Thursday, August 20, 2015

Go Forth and Be Human

I am a firm believer in the growth mindset.

I didn't used to be, but it grew on me...

Jokes aside, I believe that we grow and learn through making mistakes. I am not the teacher that I was when I started teaching and I like to think that I'm a better teacher as a result of the mistakes that I've made.

I have never claimed to be perfect and the longer I teach, the more I recognize that I have an insane amount still to learn.

One lesson that I'm still learning is that I am human.  No matter how much I learn and grow, I will still make mistakes.  As long as I use those mistakes to make myself better tomorrow, I'm at least moving in the right direction.

I strive to be better tomorrow than I am today.  Some days, I am, others not so much.  I hope that on aggregate, I'm better than I used to be, that my general trend is up the mountain.

I also need to recognize that I will slip, stagger and sometimes fall.  In continuing the mountain analogy, some mistakes will force a hiker to go back to base camp.  If they do, they regroup, get new supplies and head back up the mountain.

Everyone starts from a different place, and everyone is fighting a battle that we can't imagine.

Three years ago, I started running.  Two years ago, I ran a half marathon.  That was an amazing accomplishment for me.  The amount of effort and dedication that it took for me to complete that task was different than it would be for anyone else.

This is true for my students as well.  Each one has different needs, different abilities and different interests.

Each student is an individual.  I have been working on meeting them where they are and helping them to become the best version of themselves.

Do I want them to become passionate experts in the courses I teach? Absolutely!  Do I want them to have breakthroughs in their learning and achievement? Of course!

Do I want them to look back and see my class as the best they've ever had? Well, that would be pretty cool.

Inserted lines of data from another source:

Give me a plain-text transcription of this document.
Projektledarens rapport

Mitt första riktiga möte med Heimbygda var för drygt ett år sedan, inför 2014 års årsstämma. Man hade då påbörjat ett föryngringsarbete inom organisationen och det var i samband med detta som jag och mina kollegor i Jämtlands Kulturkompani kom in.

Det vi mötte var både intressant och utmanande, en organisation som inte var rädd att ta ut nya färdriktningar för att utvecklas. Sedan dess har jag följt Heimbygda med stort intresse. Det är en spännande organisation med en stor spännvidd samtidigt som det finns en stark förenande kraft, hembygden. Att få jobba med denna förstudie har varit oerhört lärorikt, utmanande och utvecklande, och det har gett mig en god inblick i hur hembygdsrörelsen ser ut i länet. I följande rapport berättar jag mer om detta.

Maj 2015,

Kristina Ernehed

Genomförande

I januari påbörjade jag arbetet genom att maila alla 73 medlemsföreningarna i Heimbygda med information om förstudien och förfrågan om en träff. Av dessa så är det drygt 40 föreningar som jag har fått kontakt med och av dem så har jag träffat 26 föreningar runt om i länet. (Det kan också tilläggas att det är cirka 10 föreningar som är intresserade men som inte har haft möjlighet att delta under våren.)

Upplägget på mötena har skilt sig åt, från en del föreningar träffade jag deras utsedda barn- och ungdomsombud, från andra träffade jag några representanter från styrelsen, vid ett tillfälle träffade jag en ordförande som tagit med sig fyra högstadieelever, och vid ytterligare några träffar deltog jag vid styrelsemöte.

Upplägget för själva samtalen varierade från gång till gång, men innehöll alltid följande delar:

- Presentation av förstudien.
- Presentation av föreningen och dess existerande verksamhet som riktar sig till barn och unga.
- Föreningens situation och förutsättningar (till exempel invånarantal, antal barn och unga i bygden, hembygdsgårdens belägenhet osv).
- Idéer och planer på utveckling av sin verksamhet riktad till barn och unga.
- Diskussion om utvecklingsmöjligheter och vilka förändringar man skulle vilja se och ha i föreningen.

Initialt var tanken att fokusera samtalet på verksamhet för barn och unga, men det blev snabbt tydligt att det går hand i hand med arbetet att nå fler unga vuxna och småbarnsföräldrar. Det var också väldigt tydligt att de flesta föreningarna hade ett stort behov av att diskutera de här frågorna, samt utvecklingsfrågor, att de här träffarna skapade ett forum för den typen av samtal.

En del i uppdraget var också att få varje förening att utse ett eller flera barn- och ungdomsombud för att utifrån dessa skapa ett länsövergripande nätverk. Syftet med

But more than any of those things, I want them to be happy and healthy.  I want them to pursue their interests with energy and passion.  I want them to learn from their mistakes and grow as a result.

I want them to be human.

I have a coworker whom I deeply respect.  She taught English for many years before becoming the literacy coach in my building.  Over the past 4 years, I have gone to her for guidance and direction more than a few times and she has always been supportive in a way that helps me to be better.

Every time students leave her presence, she tells them to have a great day learning.  It sets a tone for her and her students.

I've been thinking about how my content area will be different this year than ever before.  I've been wondering what sorts of lessons I can bring from my old classes into my new ones.  That has caused me to ask myself what the goals of my classroom are.  My main goal has been to have my students, like me, be better tomorrow than today, but better on their own terms.

To be human.

I plan to use content, tests, quizzes, projects, discussions and passion to help them to be human.  With all of these things circling in my head, I've decided on the motto for my class.

This will be as much of a reminder to myself as it will be to them.  We all make mistakes.  We can be forgiven for making them as long as we use them to become better.

I hope that by the end of this year, I will be a better teacher and a better person than I am today.

Once again, I will be keeping this blog as a daily collection of my thoughts so that I can look back and learn from my mistakes.  I hope that all of my readers will join me on this journey.

In the mean time, I offer up this challenge:

Go forth and be human.


  1. So glad to have you posting again. I hope you share these goals with your students; it will be refreshing for them to hear your first goal for them is not to get A's.

  2. This is a great reminder. I feel like I should put a copy of this in my desk drawer so the words are right at my fingertips.

  3. "Go forth and be human." I love the sentiment, for students and teachers alike. I look forward to following your journey through another school year. Make it a great one, Justin!